Aktem normatywnym, który również zwraca uwagę na odpowiedzialność finansową władzy publicznej jest wyrok Trybunału Konstytucyjnego z dnia 20 listopada 2019 r. (sygn. akt K 4/17). Trybunał podkreślił, że środki przekazywane przez NFZ są nieadekwatne do kosztów ponoszonych przez placówki, a niedobory ochrony zdrowia są znane ustawodawcy i mają charakter systemowy. Jak zauważył Trybunał, Najwyższa Izba Kontroli wielokrotnie zwracała uwagę na problem nadwykonań i niedofinansowania szpitali, co potwierdza, że to właśnie w tym miejscu należy szukać rzeczywistych źródeł problemu.

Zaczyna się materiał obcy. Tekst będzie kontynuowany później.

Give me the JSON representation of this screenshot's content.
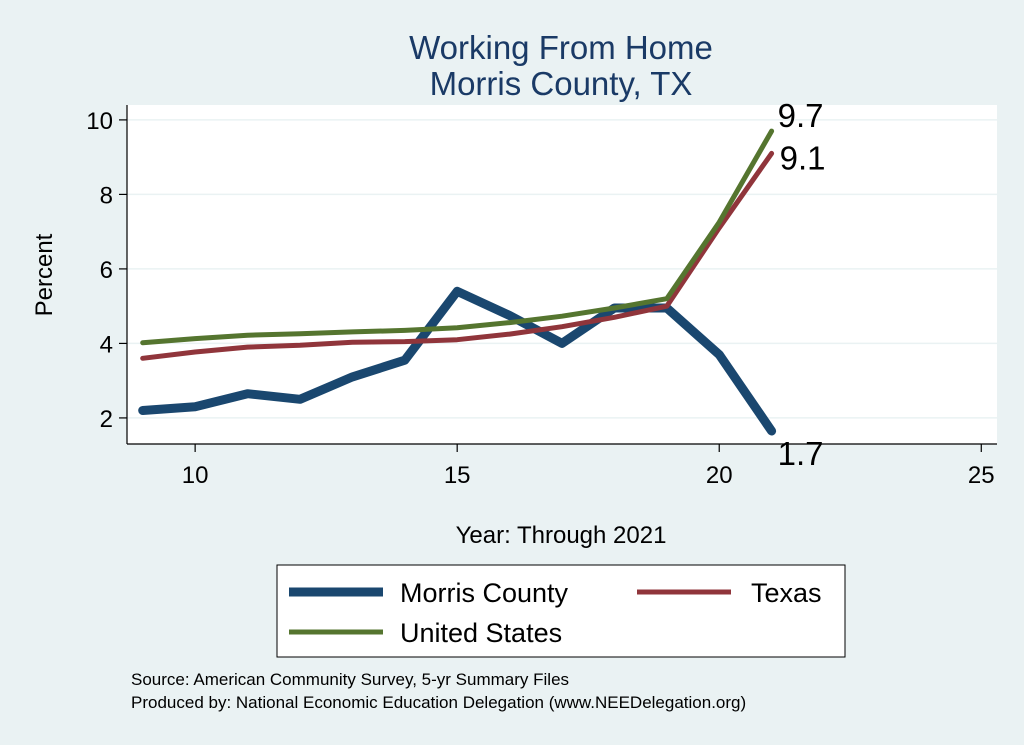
{
  "chart_data": {
    "type": "line",
    "title": [
      "Working From Home",
      "Morris County, TX"
    ],
    "xlabel": "Year: Through 2021",
    "ylabel": "Percent",
    "xlim": [
      8.7,
      25.3
    ],
    "ylim": [
      1.3,
      10.4
    ],
    "xticks": [
      10,
      15,
      20,
      25
    ],
    "yticks": [
      2,
      4,
      6,
      8,
      10
    ],
    "grid": true,
    "legend_position": "bottom",
    "x": [
      9,
      10,
      11,
      12,
      13,
      14,
      15,
      16,
      17,
      18,
      19,
      20,
      21
    ],
    "series": [
      {
        "name": "Morris County",
        "color": "#1a476f",
        "values": [
          2.2,
          2.3,
          2.65,
          2.5,
          3.1,
          3.55,
          5.4,
          4.75,
          4.0,
          4.95,
          4.95,
          3.7,
          1.65
        ],
        "end_label": "1.7"
      },
      {
        "name": "Texas",
        "color": "#90353b",
        "values": [
          3.6,
          3.77,
          3.9,
          3.95,
          4.03,
          4.05,
          4.1,
          4.25,
          4.45,
          4.7,
          5.0,
          7.1,
          9.1
        ],
        "end_label": "9.1"
      },
      {
        "name": "United States",
        "color": "#55752f",
        "values": [
          4.02,
          4.13,
          4.22,
          4.26,
          4.31,
          4.35,
          4.42,
          4.56,
          4.73,
          4.95,
          5.2,
          7.25,
          9.7
        ],
        "end_label": "9.7"
      }
    ]
  },
  "footer": {
    "source": "Source: American Community Survey, 5-yr Summary Files",
    "produced": "Produced by: National Economic Education Delegation (www.NEEDelegation.org)"
  }
}
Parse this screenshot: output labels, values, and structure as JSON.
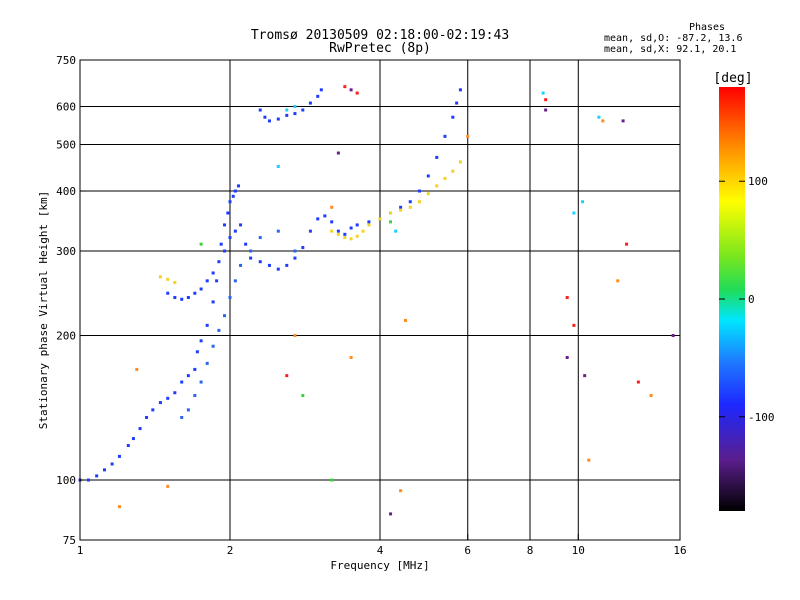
{
  "header": {
    "title_line_1": "Tromsø 20130509 02:18:00-02:19:43",
    "title_line_2": "RwPretec (8p)"
  },
  "phase_info": {
    "title": "Phases",
    "line_1": "mean, sd,O: -87.2, 13.6",
    "line_2": "mean, sd,X:  92.1, 20.1"
  },
  "colors": {
    "grid": "#000000",
    "background": "#ffffff",
    "blue": "#1e3cff",
    "mid_blue": "#2a64f0",
    "cyan": "#1ad2ff",
    "yellow": "#f5d21e",
    "orange": "#ff8c1e",
    "red": "#ff1e1e",
    "green": "#3cd23c",
    "purple": "#6e1e8c"
  },
  "chart_data": {
    "type": "scatter",
    "title": "Tromsø 20130509 02:18:00-02:19:43",
    "subtitle": "RwPretec (8p)",
    "xlabel": "Frequency [MHz]",
    "ylabel": "Stationary phase Virtual Height [km]",
    "x_scale": "log",
    "y_scale": "log",
    "xlim": [
      1,
      16
    ],
    "ylim": [
      75,
      750
    ],
    "x_ticks": [
      1,
      2,
      4,
      6,
      8,
      10,
      16
    ],
    "x_tick_labels": [
      "1",
      "2",
      "4",
      "6",
      "8",
      "10",
      "16"
    ],
    "y_ticks": [
      75,
      100,
      200,
      300,
      400,
      500,
      600,
      750
    ],
    "y_tick_labels": [
      "75",
      "100",
      "200",
      "300",
      "400",
      "500",
      "600",
      "750"
    ],
    "grid": true,
    "colorbar": {
      "label": "[deg]",
      "range": [
        -180,
        180
      ],
      "ticks": [
        100,
        0,
        -100
      ],
      "tick_labels": [
        "100",
        "0",
        "-100"
      ]
    },
    "series": [
      {
        "phase": -100,
        "color": "#1e3cff",
        "x": [
          1.0,
          1.04,
          1.08,
          1.12,
          1.16,
          1.2,
          1.25,
          1.28,
          1.32,
          1.36,
          1.4,
          1.45,
          1.5,
          1.55,
          1.6,
          1.65,
          1.7,
          1.72,
          1.75,
          1.8,
          1.85,
          1.88,
          1.9,
          1.92,
          1.95,
          1.98,
          2.0,
          2.03,
          2.05,
          2.08,
          1.95,
          2.0,
          2.05,
          2.1,
          2.15,
          2.2,
          2.3,
          2.4,
          2.5,
          2.6,
          2.7,
          2.8,
          2.9,
          3.0,
          3.1,
          3.2,
          3.3,
          3.4,
          3.5,
          3.6,
          3.8,
          4.0,
          4.2,
          4.4,
          4.6,
          4.8,
          5.0,
          5.2,
          5.4,
          5.6,
          5.7,
          5.8,
          2.3,
          2.35,
          2.4,
          2.5,
          2.6,
          2.7,
          2.8,
          2.9,
          3.0,
          3.05,
          1.5,
          1.55,
          1.6,
          1.65,
          1.7,
          1.75,
          1.8,
          1.85
        ],
        "y": [
          100,
          100,
          102,
          105,
          108,
          112,
          118,
          122,
          128,
          135,
          140,
          145,
          148,
          152,
          160,
          165,
          170,
          185,
          195,
          210,
          235,
          260,
          285,
          310,
          340,
          360,
          380,
          390,
          400,
          410,
          300,
          320,
          330,
          340,
          310,
          290,
          285,
          280,
          275,
          280,
          290,
          305,
          330,
          350,
          355,
          345,
          330,
          325,
          335,
          340,
          345,
          350,
          360,
          370,
          380,
          400,
          430,
          470,
          520,
          570,
          610,
          650,
          590,
          570,
          560,
          565,
          575,
          580,
          590,
          610,
          630,
          650,
          245,
          240,
          238,
          240,
          245,
          250,
          260,
          270
        ]
      },
      {
        "phase": -90,
        "color": "#2a64f0",
        "x": [
          1.6,
          1.65,
          1.7,
          1.75,
          1.8,
          1.85,
          1.9,
          1.95,
          2.0,
          2.05,
          2.1,
          2.2,
          2.3,
          2.5,
          2.7
        ],
        "y": [
          135,
          140,
          150,
          160,
          175,
          190,
          205,
          220,
          240,
          260,
          280,
          300,
          320,
          330,
          300
        ]
      },
      {
        "phase": 100,
        "color": "#f5d21e",
        "x": [
          3.2,
          3.3,
          3.4,
          3.5,
          3.6,
          3.7,
          3.8,
          4.0,
          4.2,
          4.4,
          4.6,
          4.8,
          5.0,
          5.2,
          5.4,
          5.6,
          5.8,
          1.45,
          1.5,
          1.55
        ],
        "y": [
          330,
          325,
          320,
          318,
          322,
          330,
          340,
          350,
          360,
          365,
          370,
          380,
          395,
          410,
          425,
          440,
          460,
          265,
          262,
          258
        ]
      },
      {
        "phase": -30,
        "color": "#1ad2ff",
        "x": [
          2.6,
          2.7,
          8.5,
          10.2,
          11.0,
          4.3,
          9.8,
          2.5
        ],
        "y": [
          590,
          600,
          640,
          380,
          570,
          330,
          360,
          450
        ]
      },
      {
        "phase": 140,
        "color": "#ff8c1e",
        "x": [
          1.2,
          1.3,
          1.5,
          3.5,
          4.4,
          4.5,
          6.0,
          10.5,
          11.2,
          12.0,
          14.0,
          2.7,
          3.2
        ],
        "y": [
          88,
          170,
          97,
          180,
          95,
          215,
          520,
          110,
          560,
          260,
          150,
          200,
          370
        ]
      },
      {
        "phase": 180,
        "color": "#ff1e1e",
        "x": [
          2.6,
          3.4,
          3.6,
          9.5,
          9.8,
          12.5,
          13.2,
          8.6
        ],
        "y": [
          165,
          660,
          640,
          240,
          210,
          310,
          160,
          620
        ]
      },
      {
        "phase": 30,
        "color": "#3cd23c",
        "x": [
          2.8,
          3.2,
          1.75,
          4.2
        ],
        "y": [
          150,
          100,
          310,
          345
        ]
      },
      {
        "phase": -150,
        "color": "#6e1e8c",
        "x": [
          3.3,
          3.5,
          8.6,
          9.5,
          10.3,
          12.3,
          15.5,
          4.2
        ],
        "y": [
          480,
          650,
          590,
          180,
          165,
          560,
          200,
          85
        ]
      }
    ]
  }
}
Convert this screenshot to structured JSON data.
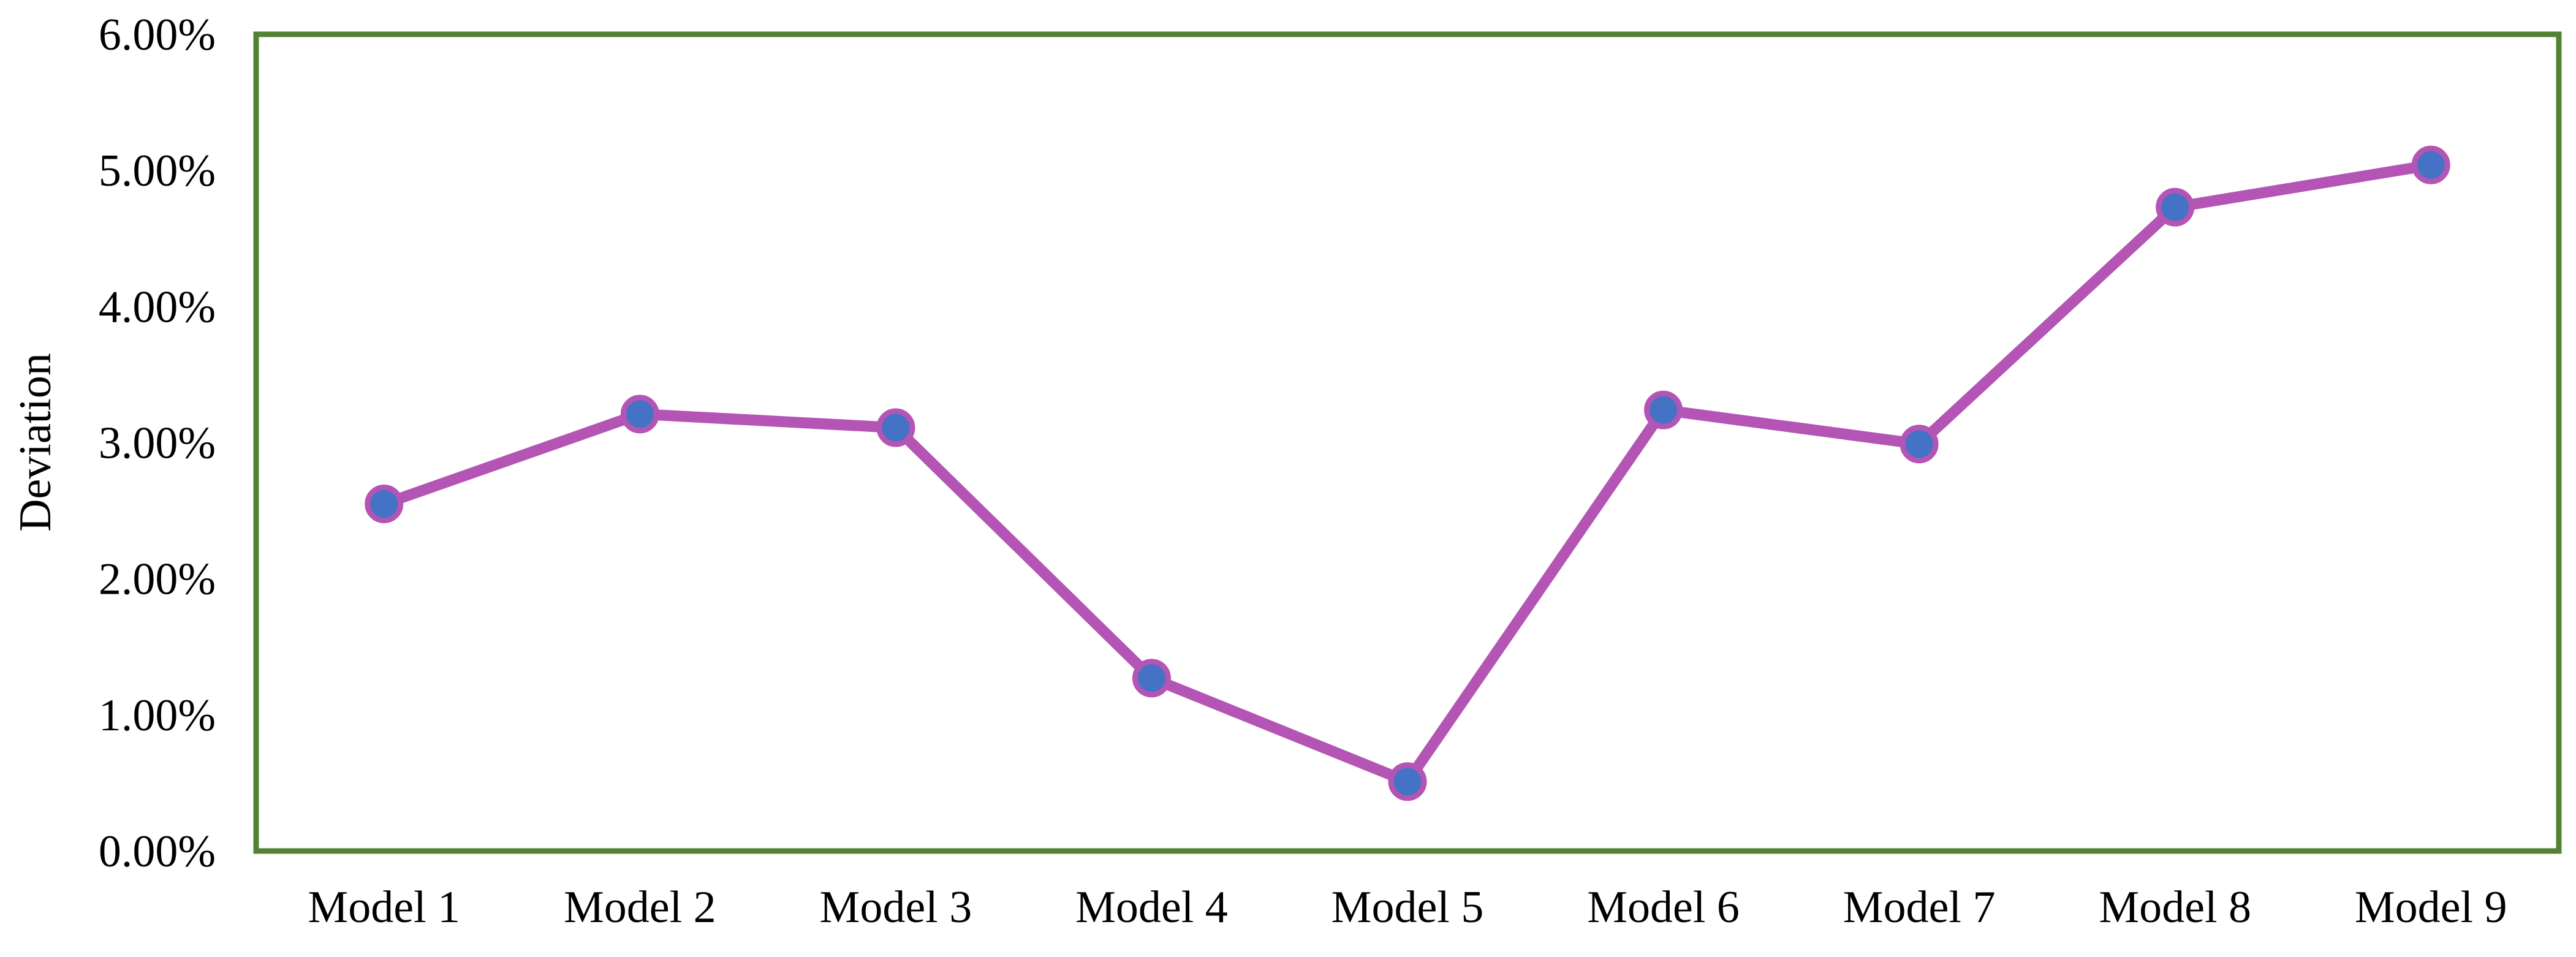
{
  "colors": {
    "plot_border": "#548235",
    "line": "#B455B6",
    "marker_fill": "#4472C4",
    "marker_edge": "#B455B6"
  },
  "chart_data": {
    "type": "line",
    "title": "",
    "xlabel": "",
    "ylabel": "Deviation",
    "categories": [
      "Model 1",
      "Model 2",
      "Model 3",
      "Model 4",
      "Model 5",
      "Model 6",
      "Model 7",
      "Model 8",
      "Model 9"
    ],
    "values": [
      2.55,
      3.21,
      3.11,
      1.27,
      0.51,
      3.24,
      2.99,
      4.73,
      5.04
    ],
    "ylim": [
      0,
      6
    ],
    "y_ticks": [
      0,
      1,
      2,
      3,
      4,
      5,
      6
    ],
    "y_tick_labels": [
      "0.00%",
      "1.00%",
      "2.00%",
      "3.00%",
      "4.00%",
      "5.00%",
      "6.00%"
    ],
    "grid": false,
    "legend": "none",
    "markers": "circle"
  }
}
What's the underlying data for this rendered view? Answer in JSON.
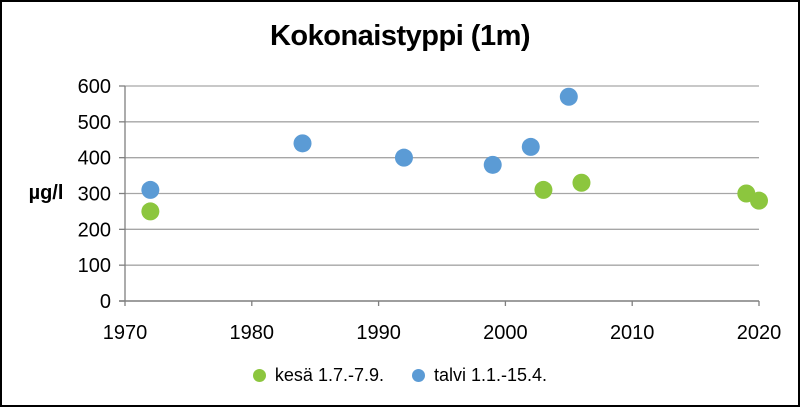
{
  "chart_data": {
    "type": "scatter",
    "title": "Kokonaistyppi (1m)",
    "ylabel": "µg/l",
    "xlabel": "",
    "xlim": [
      1970,
      2020
    ],
    "ylim": [
      0,
      600
    ],
    "x_ticks": [
      1970,
      1980,
      1990,
      2000,
      2010,
      2020
    ],
    "y_ticks": [
      0,
      100,
      200,
      300,
      400,
      500,
      600
    ],
    "grid": "horizontal",
    "legend_position": "bottom-center",
    "series": [
      {
        "name": "kesä 1.7.-7.9.",
        "color": "#8CC63E",
        "points": [
          {
            "x": 1972,
            "y": 250
          },
          {
            "x": 2003,
            "y": 310
          },
          {
            "x": 2006,
            "y": 330
          },
          {
            "x": 2019,
            "y": 300
          },
          {
            "x": 2020,
            "y": 280
          }
        ]
      },
      {
        "name": "talvi 1.1.-15.4.",
        "color": "#5B9BD5",
        "points": [
          {
            "x": 1972,
            "y": 310
          },
          {
            "x": 1984,
            "y": 440
          },
          {
            "x": 1992,
            "y": 400
          },
          {
            "x": 1999,
            "y": 380
          },
          {
            "x": 2002,
            "y": 430
          },
          {
            "x": 2005,
            "y": 570
          }
        ]
      }
    ],
    "colors": {
      "gridline": "#A6A6A6",
      "axis": "#7F7F7F",
      "text": "#000000",
      "frame": "#000000",
      "background": "#FFFFFF"
    }
  }
}
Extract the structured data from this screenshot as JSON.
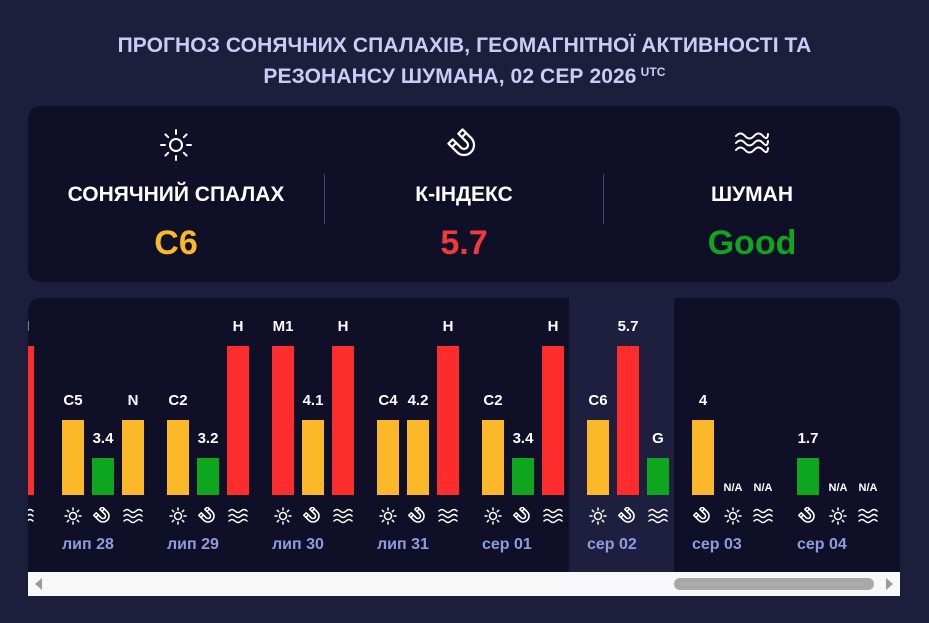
{
  "title": {
    "line1": "ПРОГНОЗ СОНЯЧНИХ СПАЛАХІВ, ГЕОМАГНІТНОЇ АКТИВНОСТІ ТА",
    "line2": "РЕЗОНАНСУ ШУМАНА, 02 СЕР 2026",
    "tz": "UTC"
  },
  "colors": {
    "yellow": "#fbb828",
    "red": "#fd2d2d",
    "green": "#0ea61e"
  },
  "summary": {
    "flare": {
      "label": "СОНЯЧНИЙ СПАЛАХ",
      "value": "C6",
      "icon": "sun-icon",
      "color": "#fbb828"
    },
    "kindex": {
      "label": "К-ІНДЕКС",
      "value": "5.7",
      "icon": "magnet-icon",
      "color": "#f23a3a"
    },
    "schumann": {
      "label": "ШУМАН",
      "value": "Good",
      "icon": "waves-icon",
      "color": "#0ea61e"
    }
  },
  "days": [
    {
      "date": "лип 28",
      "current": false,
      "bars": [
        {
          "kind": "flare",
          "label": "C5",
          "level": 0.5,
          "color": "yellow"
        },
        {
          "kind": "kindex",
          "label": "3.4",
          "level": 0.25,
          "color": "green"
        },
        {
          "kind": "schumann",
          "label": "N",
          "level": 0.5,
          "color": "yellow"
        }
      ]
    },
    {
      "date": "лип 29",
      "current": false,
      "bars": [
        {
          "kind": "flare",
          "label": "C2",
          "level": 0.5,
          "color": "yellow"
        },
        {
          "kind": "kindex",
          "label": "3.2",
          "level": 0.25,
          "color": "green"
        },
        {
          "kind": "schumann",
          "label": "H",
          "level": 1,
          "color": "red"
        }
      ]
    },
    {
      "date": "лип 30",
      "current": false,
      "bars": [
        {
          "kind": "flare",
          "label": "M1",
          "level": 1,
          "color": "red"
        },
        {
          "kind": "kindex",
          "label": "4.1",
          "level": 0.5,
          "color": "yellow"
        },
        {
          "kind": "schumann",
          "label": "H",
          "level": 1,
          "color": "red"
        }
      ]
    },
    {
      "date": "лип 31",
      "current": false,
      "bars": [
        {
          "kind": "flare",
          "label": "C4",
          "level": 0.5,
          "color": "yellow"
        },
        {
          "kind": "kindex",
          "label": "4.2",
          "level": 0.5,
          "color": "yellow"
        },
        {
          "kind": "schumann",
          "label": "H",
          "level": 1,
          "color": "red"
        }
      ]
    },
    {
      "date": "сер 01",
      "current": false,
      "bars": [
        {
          "kind": "flare",
          "label": "C2",
          "level": 0.5,
          "color": "yellow"
        },
        {
          "kind": "kindex",
          "label": "3.4",
          "level": 0.25,
          "color": "green"
        },
        {
          "kind": "schumann",
          "label": "H",
          "level": 1,
          "color": "red"
        }
      ]
    },
    {
      "date": "сер 02",
      "current": true,
      "bars": [
        {
          "kind": "flare",
          "label": "C6",
          "level": 0.5,
          "color": "yellow"
        },
        {
          "kind": "kindex",
          "label": "5.7",
          "level": 1,
          "color": "red"
        },
        {
          "kind": "schumann",
          "label": "G",
          "level": 0.25,
          "color": "green"
        }
      ]
    },
    {
      "date": "сер 03",
      "current": false,
      "bars": [
        {
          "kind": "kindex",
          "label": "4",
          "level": 0.5,
          "color": "yellow"
        },
        {
          "kind": "flare",
          "label": "N/A",
          "level": 0,
          "color": "yellow"
        },
        {
          "kind": "schumann",
          "label": "N/A",
          "level": 0,
          "color": "yellow"
        }
      ]
    },
    {
      "date": "сер 04",
      "current": false,
      "bars": [
        {
          "kind": "kindex",
          "label": "1.7",
          "level": 0.25,
          "color": "green"
        },
        {
          "kind": "flare",
          "label": "N/A",
          "level": 0,
          "color": "yellow"
        },
        {
          "kind": "schumann",
          "label": "N/A",
          "level": 0,
          "color": "yellow"
        }
      ]
    }
  ]
}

Biorąc pod uwagę Uchwałę Sądu Najwyższego, jak i wyrok Trybunału Konstytucyjnego, mamy do czynienia z istotnie dysfunkcyjnym systemem finansowania polskich szpitali, który w żadnej mierze nie odzwierciedla realnych zapotrzebowań i ponoszonych kosztów. Doświadczenie zeszłego roku pokazało, że wprowadzone ustawowo podwyżki dla pracowników ochrony zdrowia są istotnym obciążeniem dla budżetu placówek medycznych. Mając na uwadze ogromną determinację Pana Ministra w zakresie wprowadzenia Ustawy o jakości w ochronie zdrowia i bezpieczeństwa pacjenta, zupełnie niezrozumiałym jest fakt pomijania kwestii finansowych w przypadku realizowania świadczeń medycznych na jak najwyższym poziomie. Bez wątpienia ustawa ta przyniesie całemu systemowi ochrony zdrowia, realne korzyści, jednak wymaga to zwiększenia nakładów finansowych, które na tę jakość i bezpieczeństwo się przekładały. Obecna formuła finansowania szpitali, w zdecydowanej większości jest przeznaczona na wynagrodzenia personelu, a nie na realizację świadczeń.
Zapisy prawa jasno wskazują Państwo jako odpowiedzialnego za organizację systemu opieki zdrowotnej w Polsce. Jest to zadanie, od którego właściwej realizacji uzależnione jest najwyższe dobro polskich obywateli – ich zdrowie. Nam, zarządzającym placówkami zależy na realizacji swoich obowiązków zgodnie z najwyższymi standardami, ale aby móc te działania realizować dla dobra polskiego Pacjenta, potrzebujemy odpowiedniego wsparcia od organów publicznych. W związku z powyższym oczekujemy realnych zmian w zakresie funkcjonowania całego systemu ochrony zdrowia, a nie jedynie działań o charakterze doraźnym, które nie rozwiązują obecnych problemów.